Yarış pistine çıkmış yarış atları gibi aynı alan içerisinde yani hipodromda tepinip duruyoruz.
Haftaya çok kötü başladık. Aslında bu hafta geleceğimiz, varlığımız olan çocuklarımızın, evlatlarımızın okula başladığı haftaydı.Ne oldu?
Bingöl, Karlıova’dan sekiz şehit haberi, Hakkâri’den 4 şehit haberi geldi. Bu acı haberler tez Türkiye’ye yayılırken Afyon’da şahadet şerbetini içen evlatlarımızın cenaze namazını kılıyorduk. Sanki şehit haberi eksiği varmış gibi araya girdi. 24 tanesi musalla taşında yatarken, 12 tanesi musalla taşına ilk ve son kez tabutların içerisinde yatırılmak için sıraya girmişlerdi.
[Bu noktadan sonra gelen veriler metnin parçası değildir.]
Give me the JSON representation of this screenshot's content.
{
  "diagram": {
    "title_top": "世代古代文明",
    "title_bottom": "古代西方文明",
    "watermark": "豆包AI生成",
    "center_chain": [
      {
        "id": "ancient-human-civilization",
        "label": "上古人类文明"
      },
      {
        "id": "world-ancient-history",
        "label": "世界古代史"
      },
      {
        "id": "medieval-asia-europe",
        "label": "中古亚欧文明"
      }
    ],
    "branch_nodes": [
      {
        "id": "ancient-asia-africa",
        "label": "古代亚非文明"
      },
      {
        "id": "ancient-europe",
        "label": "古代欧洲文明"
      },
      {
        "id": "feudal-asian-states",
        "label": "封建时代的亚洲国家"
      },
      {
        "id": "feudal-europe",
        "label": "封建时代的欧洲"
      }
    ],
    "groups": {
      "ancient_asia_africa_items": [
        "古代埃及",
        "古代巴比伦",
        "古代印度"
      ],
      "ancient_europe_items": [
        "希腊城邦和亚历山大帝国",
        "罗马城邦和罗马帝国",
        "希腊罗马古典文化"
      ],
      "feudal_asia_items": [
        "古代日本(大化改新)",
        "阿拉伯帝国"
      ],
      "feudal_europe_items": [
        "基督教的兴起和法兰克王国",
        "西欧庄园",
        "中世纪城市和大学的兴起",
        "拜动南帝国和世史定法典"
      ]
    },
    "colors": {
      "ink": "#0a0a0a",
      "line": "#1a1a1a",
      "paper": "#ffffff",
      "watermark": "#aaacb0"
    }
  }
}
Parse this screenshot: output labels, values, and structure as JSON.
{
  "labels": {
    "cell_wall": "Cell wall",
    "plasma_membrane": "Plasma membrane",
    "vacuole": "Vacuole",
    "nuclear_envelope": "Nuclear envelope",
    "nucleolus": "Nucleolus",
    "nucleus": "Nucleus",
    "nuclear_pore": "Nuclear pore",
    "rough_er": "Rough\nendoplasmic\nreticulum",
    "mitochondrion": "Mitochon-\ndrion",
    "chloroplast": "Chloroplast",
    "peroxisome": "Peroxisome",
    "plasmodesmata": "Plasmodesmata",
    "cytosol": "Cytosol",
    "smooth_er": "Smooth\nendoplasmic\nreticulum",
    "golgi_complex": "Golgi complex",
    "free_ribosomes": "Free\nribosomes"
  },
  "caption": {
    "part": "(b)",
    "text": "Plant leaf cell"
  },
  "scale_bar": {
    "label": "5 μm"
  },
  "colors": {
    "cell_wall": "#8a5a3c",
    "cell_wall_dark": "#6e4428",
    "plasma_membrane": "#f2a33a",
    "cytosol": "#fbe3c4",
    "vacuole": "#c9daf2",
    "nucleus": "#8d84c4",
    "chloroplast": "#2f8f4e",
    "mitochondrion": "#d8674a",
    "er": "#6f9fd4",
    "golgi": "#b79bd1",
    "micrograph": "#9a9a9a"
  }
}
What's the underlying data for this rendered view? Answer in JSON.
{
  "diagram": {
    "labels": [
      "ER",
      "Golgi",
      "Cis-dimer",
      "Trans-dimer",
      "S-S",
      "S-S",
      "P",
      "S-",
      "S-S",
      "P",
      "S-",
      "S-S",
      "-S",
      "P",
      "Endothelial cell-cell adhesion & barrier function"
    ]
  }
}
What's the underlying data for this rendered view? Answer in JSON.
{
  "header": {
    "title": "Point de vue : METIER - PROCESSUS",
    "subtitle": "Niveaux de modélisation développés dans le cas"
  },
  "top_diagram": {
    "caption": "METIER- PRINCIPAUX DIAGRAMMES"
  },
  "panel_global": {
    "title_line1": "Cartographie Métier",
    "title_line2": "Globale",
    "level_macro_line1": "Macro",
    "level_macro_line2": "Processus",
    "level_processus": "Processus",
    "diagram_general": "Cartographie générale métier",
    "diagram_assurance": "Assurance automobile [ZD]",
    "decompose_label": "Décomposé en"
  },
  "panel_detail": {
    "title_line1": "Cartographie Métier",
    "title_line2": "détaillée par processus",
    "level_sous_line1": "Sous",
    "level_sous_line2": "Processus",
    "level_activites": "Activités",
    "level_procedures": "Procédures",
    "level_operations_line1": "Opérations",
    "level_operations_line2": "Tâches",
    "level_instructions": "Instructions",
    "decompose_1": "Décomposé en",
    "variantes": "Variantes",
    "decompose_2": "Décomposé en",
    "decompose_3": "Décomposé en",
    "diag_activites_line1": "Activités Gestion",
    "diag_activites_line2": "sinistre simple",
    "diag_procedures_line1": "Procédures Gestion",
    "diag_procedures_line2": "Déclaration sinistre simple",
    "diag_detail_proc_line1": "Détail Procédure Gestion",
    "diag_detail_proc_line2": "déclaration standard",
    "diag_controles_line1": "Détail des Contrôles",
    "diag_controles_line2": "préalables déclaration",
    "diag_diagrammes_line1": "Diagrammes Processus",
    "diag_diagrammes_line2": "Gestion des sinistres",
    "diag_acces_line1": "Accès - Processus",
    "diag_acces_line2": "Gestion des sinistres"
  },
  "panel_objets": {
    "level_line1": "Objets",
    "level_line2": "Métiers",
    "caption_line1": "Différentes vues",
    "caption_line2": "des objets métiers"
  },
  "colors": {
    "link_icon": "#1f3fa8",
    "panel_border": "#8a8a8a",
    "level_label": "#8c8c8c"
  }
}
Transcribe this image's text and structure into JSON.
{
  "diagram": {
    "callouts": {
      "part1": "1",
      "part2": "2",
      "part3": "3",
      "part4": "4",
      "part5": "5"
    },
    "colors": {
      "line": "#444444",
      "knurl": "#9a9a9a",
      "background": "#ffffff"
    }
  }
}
Acılarımız büyük, kalbimiz sıkışıyor.
Bu arada gündem değişsin diye olacak ki Deniz Kuvvetleri Kurmay Başkanı ( 2015 yılında) Deniz Kuvvetleri komutanı olması muhtemel bir korgeneralimiz askeri casusluk iddiası altında tutuklandı. Fakat kozmik oda araması yapan hâkim, Yargıtay’a üye hâkim olarak seçilmişti.Kozmik odayı soran yok. Sorgulayan yok.
Ve CHP en sonunda patladı.” Ordusu içerisinde 400 tane casusu barındıran bir Genelkurmay başkanı derhal istifa etmelidir.” Dedi.
Aslında Afyon Valisinden verilen armağanları alırken reaksiyon gösterememiş olması ve açıklamasında reaksiyon gösteremedim demesi Sayın Genelkurmay başkanımızın Türkiye’de yaşanan bu vahim tabloya da her açıdan reaksiyon gösteremediğini açıklar. CHP bu konuda ki talebinde haklı olabilir. Fakat “ Yeri ve zamanı bugün müdür?” diye düşünmek lazım.
Genelkurmay başkanımız ve kuvvet komutanlarımız hep beraber binlerce askerle Güneydoğu Anadolu’da terör örgütüne karşı operasyon yönetiyorlar.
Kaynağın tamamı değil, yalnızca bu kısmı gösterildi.